4.Elsa源码探索-分布式运行时-Distributed

一、这个模块是做什么的？

上一篇介绍的 Elsa.Workflows.Runtime 是单节点部署的"本地运行时"。当系统扩展到多节点集群时，同一个工作流实例可能在任意节点被触发，如果两个节点同时操作同一实例就会出现数据竞争。

Elsa.Workflows.Runtime.Distributed 就是解决这个问题的分布式扩展层，它通过 分布式锁 确保同一实例同一时刻只有一个节点在跑。

二、注册方式：通过 Feature 替换关键实现

DistributedRuntimeFeature（Features/DistributedRuntimeFeature.cs）是启用分布式模式的入口。
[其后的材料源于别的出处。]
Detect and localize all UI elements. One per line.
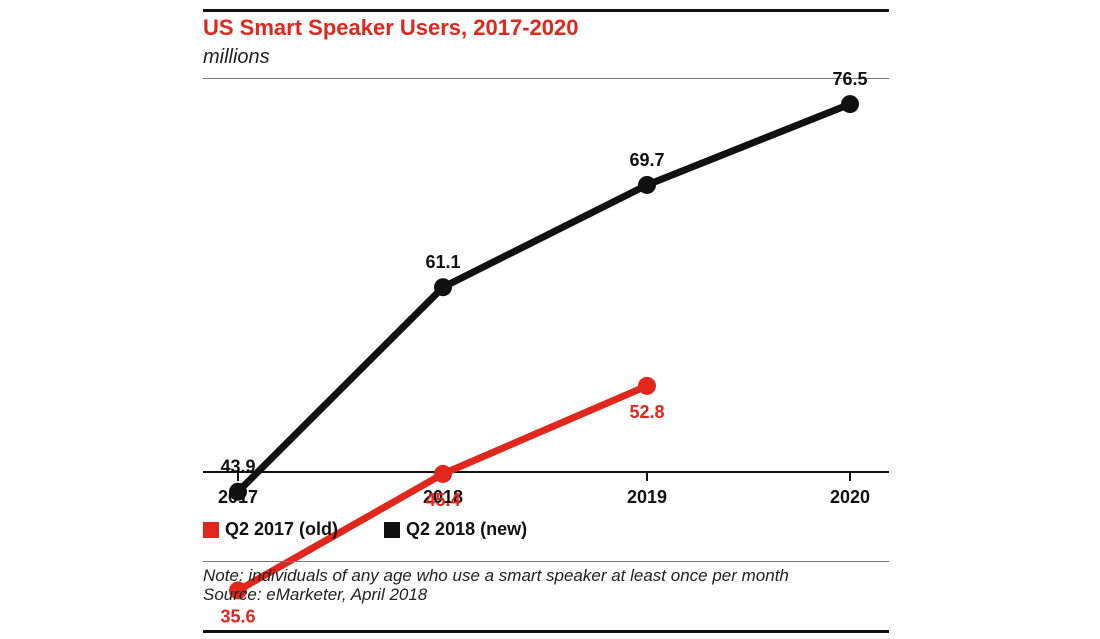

它通过 Elsa 的 Feature 体系，在 Configure 阶段替换关键接口的实现：

// Features/DistributedRuntimeFeature.cs 第19行
public override void Configure()
{
    Module.UseWorkflowRuntime(runtime =>
    {
        // 替换本地运行时为分布式运行时
        runtime.WorkflowRuntime = sp => sp.GetRequiredService<DistributedWorkflowRuntime>();
        // 替换书签队列工作者为带分布式锁版本
        runtime.BookmarkQueueWorker = sp => sp.GetRequiredService<DistributedBookmarkQueueWorker>();
    });
}

public override void Apply()
{
    Services
        .AddScoped<DistributedWorkflowRuntime>()
        .AddScoped<DistributedBookmarkQueueWorker>()
        // 装饰器模式：给两个刷新服务加分布式锁保护
        .Decorate<IWorkflowDefinitionsRefresher, DistributedWorkflowDefinitionsRefresher>()
        .Decorate<IWorkflowDefinitionsReloader, DistributedWorkflowDefinitionsReloader>();
}

启用后，通过 DI 容器的注册覆盖几个关键实现，其余所有服务（触发器索引、书签匹配等）保持不变，无需任何修改。调用方式：

// 应用程序启动时启用分布式运行时
services.AddElsa(elsa => elsa.UseWorkflowRuntime(runtime => runtime.UseDistributedRuntime()));

注意：默认情况下 elsa 的分布式锁是基于文件系统的，也就是说如果没有做共享券的话，需要改用Redis等其他存储方案。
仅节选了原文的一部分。